C’est début août. Sur la photo il y a devant la maison un arbre immense. Nous sommes venus pour l’arbre et derrière, la maison longue qui suit la pente douce du sol.
En vrai, sous le regard, les vieilles tuiles un peu défaites, les murs qui un peu penchent, l’humidité un peu âcre des maisons fermées. Mais au-devant l’arbre en coupole, un frêne taillé dès l’origine pour porter l’ombre. On regarde cet arbre ancien, compagnon des générations qui ont vécu là. Mais au-devant encore, un petit pré bordé d’autres arbres, une haie et plus loin l’échappée du regard à travers ces minces collines qu’on découvre.

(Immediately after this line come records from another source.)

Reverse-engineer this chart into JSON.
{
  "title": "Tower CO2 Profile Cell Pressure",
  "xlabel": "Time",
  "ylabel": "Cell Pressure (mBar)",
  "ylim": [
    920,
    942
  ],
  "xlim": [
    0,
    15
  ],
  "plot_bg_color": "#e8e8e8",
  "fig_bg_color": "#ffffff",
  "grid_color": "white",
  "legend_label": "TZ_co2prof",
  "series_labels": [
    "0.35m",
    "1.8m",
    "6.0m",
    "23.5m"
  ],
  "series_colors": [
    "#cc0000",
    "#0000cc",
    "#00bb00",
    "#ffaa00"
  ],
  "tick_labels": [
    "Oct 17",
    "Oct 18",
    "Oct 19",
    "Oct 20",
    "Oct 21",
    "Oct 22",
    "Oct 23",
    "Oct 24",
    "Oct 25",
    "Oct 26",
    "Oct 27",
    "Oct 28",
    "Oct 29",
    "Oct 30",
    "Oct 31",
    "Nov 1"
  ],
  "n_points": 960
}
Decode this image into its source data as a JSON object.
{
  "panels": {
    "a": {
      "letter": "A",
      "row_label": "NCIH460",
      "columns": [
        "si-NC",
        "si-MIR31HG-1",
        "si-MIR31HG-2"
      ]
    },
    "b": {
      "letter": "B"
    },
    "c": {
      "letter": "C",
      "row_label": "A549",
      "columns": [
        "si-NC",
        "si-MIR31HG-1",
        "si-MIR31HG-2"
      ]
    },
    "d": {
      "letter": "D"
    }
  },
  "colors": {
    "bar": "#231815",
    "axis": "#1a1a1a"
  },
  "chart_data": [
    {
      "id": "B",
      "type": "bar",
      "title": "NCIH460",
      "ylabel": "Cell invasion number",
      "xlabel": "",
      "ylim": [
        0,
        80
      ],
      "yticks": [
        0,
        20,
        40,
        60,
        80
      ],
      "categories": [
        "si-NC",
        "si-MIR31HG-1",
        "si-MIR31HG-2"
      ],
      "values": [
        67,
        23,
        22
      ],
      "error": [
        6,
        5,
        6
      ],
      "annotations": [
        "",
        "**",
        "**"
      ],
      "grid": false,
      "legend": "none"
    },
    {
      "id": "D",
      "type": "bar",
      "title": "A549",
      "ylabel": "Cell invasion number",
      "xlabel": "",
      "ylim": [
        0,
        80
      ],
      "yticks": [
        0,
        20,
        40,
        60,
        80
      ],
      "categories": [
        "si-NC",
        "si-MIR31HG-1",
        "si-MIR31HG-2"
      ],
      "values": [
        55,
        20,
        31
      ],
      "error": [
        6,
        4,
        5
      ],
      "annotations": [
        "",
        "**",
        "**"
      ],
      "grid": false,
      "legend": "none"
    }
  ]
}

L’homme qui possède ce lieu est venu nous ouvrir, il habite à deux pas. Visage rond rieur, démarche qui balance un peu, et dans la voix une bienveillance rare. “ Douze ans qu’elle n’est plus occupée, vous comprenez... ”. Nous voyons les vieux lits en bois, la table ovale, les cheminées. “ Celle-ci tire bien, elle chauffera la maison ”. Plus haut, ce qui fut l’écurie, au mur du fond tant bombé qu’on prend peur de la fragilité de toute la demeure. “ Vous savez, il y a des travaux à mener, mais la maison date d’avant la Révolution, alors... ” Plus haut encore, la grange ouverte sur le dehors, encore emplie de foin. Je te regarde, nous nous sourions à nous-mêmes. Ce qui peut sembler ici de la décrépitude nous ramène à l’enfance, à cet autre univers que l’urbain où nous sommes maintenant plongés. C’est comme un arrière-pays qu’on retrouve, avec l’intensité folle des images, la lumière accessible et l’espace, et les frémissements du vent. Je me dis que ce sera un règne végétal, comme pour ce poète dont j’admire tant les écrits1.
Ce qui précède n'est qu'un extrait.